Soru soran kişi kaşlarını kaldırarak, oyunun kurallarını kendisinin belirlediğini anlatmaya çalıştı. Ben de kendisine, genel müdür ataması gibi stratejik bir yetkiye sahip olduğuma göre iki seçenekle sınırlanamayacak bir yetkiye sahip olabileceğimi hatırlattım. Rica minnet soruya geri döndük, başladı A ve B'yi anlatmaya: "A kişisi her işi zamanında yapıyor, 7 kişi ile çalışıyor ama pek fazla sevilmiyor. B ise herkes tarafından çok seviliyor, 50 kişi ile çalışıyor ve işleri genellikle zamanında bitiremiyor..." Bana bu kadarı yettiği için doğrudan kararımı verdim:
"Genel müdürün atamasını durdururum, A'yı genel müdürlük için hazırlarım, B ile de el sıkışırım yolları ayırırım."
Soru soran kişi bu ani çıkışıma çok şaşırdı ve "çoğunluk B'yi tercih ediyor siz neden A dediniz" diye sordu. Aslında cevap basitti. Genel müdür atayacak seviyede olanlar, manipüle edebilecekleri, herkesin sevdiği ama işleri tam ve doğru şekilde yapmayıp patrondan onay bekleyen kişileri tercih ederler. Yazının ikinci bölümündeki tiplemelere dikkatinizi çekeceğim...
B tipi insanları rehabilite etmek imkânsızdır. İşleri zamanında yapmazlar, bunun için kimseye baskı uygulamazlar. Dolayısıyla çok sevilirler. Ancak, işi zamanında bitirememek bir hastalıktır, kolay kolay rehabilite edilemediği gibi, bulaşıcıdır. A'nın emrinde çalışan 7 kişi, B'nin çalışanlarına özenerek işleri yarım bırakmaya kalkınca doğal olarak baskılanmış olabilirler.

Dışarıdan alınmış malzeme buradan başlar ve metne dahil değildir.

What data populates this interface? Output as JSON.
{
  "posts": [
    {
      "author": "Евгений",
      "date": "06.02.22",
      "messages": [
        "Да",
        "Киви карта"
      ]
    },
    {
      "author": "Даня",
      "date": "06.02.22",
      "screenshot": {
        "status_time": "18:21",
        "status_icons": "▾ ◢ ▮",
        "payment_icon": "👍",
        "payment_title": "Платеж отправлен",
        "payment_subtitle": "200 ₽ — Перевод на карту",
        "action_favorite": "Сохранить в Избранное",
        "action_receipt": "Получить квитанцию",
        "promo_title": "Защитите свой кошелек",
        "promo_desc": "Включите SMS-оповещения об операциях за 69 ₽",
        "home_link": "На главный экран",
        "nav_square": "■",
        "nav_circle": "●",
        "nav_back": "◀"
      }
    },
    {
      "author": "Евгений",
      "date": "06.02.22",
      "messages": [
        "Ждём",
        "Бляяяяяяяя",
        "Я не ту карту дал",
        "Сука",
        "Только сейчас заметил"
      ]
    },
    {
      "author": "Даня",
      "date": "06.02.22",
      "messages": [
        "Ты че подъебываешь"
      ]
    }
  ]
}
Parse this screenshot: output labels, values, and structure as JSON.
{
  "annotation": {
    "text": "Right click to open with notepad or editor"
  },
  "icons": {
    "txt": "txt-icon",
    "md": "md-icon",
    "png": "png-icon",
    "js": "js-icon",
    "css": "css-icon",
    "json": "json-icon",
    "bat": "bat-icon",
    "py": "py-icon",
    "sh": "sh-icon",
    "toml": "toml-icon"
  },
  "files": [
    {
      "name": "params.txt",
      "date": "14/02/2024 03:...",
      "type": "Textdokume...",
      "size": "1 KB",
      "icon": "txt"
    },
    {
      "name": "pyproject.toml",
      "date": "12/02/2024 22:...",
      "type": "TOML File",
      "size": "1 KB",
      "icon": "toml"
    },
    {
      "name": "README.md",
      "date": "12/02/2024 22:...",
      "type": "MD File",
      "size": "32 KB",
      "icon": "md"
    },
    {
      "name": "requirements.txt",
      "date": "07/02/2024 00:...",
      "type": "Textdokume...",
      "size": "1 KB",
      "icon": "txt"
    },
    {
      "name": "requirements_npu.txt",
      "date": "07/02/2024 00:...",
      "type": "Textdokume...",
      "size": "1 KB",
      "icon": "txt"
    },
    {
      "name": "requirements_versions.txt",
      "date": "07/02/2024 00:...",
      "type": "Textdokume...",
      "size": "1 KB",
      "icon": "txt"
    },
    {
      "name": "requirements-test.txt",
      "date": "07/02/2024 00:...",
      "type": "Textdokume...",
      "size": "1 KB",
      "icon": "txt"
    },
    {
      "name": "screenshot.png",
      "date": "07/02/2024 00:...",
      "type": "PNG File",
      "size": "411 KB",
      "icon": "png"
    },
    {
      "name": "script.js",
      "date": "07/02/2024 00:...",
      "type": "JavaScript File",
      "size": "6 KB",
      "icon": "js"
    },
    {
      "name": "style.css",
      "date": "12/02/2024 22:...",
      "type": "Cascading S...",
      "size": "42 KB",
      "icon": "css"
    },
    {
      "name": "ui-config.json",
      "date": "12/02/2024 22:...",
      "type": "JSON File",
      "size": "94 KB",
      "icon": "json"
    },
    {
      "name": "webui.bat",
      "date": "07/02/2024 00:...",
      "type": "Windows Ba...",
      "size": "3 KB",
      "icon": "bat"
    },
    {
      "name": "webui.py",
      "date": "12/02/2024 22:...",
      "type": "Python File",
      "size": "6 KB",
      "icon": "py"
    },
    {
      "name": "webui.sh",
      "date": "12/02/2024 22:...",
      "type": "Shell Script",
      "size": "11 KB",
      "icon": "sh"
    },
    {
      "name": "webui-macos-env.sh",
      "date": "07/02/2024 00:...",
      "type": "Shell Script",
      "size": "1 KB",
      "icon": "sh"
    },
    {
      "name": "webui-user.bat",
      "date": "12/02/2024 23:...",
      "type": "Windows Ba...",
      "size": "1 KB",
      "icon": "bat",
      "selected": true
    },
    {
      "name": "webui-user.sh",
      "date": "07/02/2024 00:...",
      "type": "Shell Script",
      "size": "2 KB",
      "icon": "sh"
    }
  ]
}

Daha kötüsü A kişisi işleri tek başına bitirmeye çalıştığı için sosyal olarak irtibatı koparmış olabilir. Bunlar hayat tecrübesi ile düşündüğüm ihtimaller tabii...
B benim için ümitsiz vakadır ama, A tipi yöneticiler için takım çalışması eğitimi verilebilir. Mevcut genel müdürün tüm aurası büyük ihtimalle işleri zamanında bitiren yardımcısı A sayesinde olduğu için, herkesin sevdiği B'ye gerekeni yapmamak için "negatif seleksiyon" tercihini kullanmış gözüküyor. Siyasette veya bürokraside olabilir ama ticari kurumlarda kabul edilemez bir tutum. Dolayısıyla genel müdürün kariyerine gerçekçi bir dokunuş yapmak gerektiğini düşündüm. İş yerinde siyaset yapılmaz.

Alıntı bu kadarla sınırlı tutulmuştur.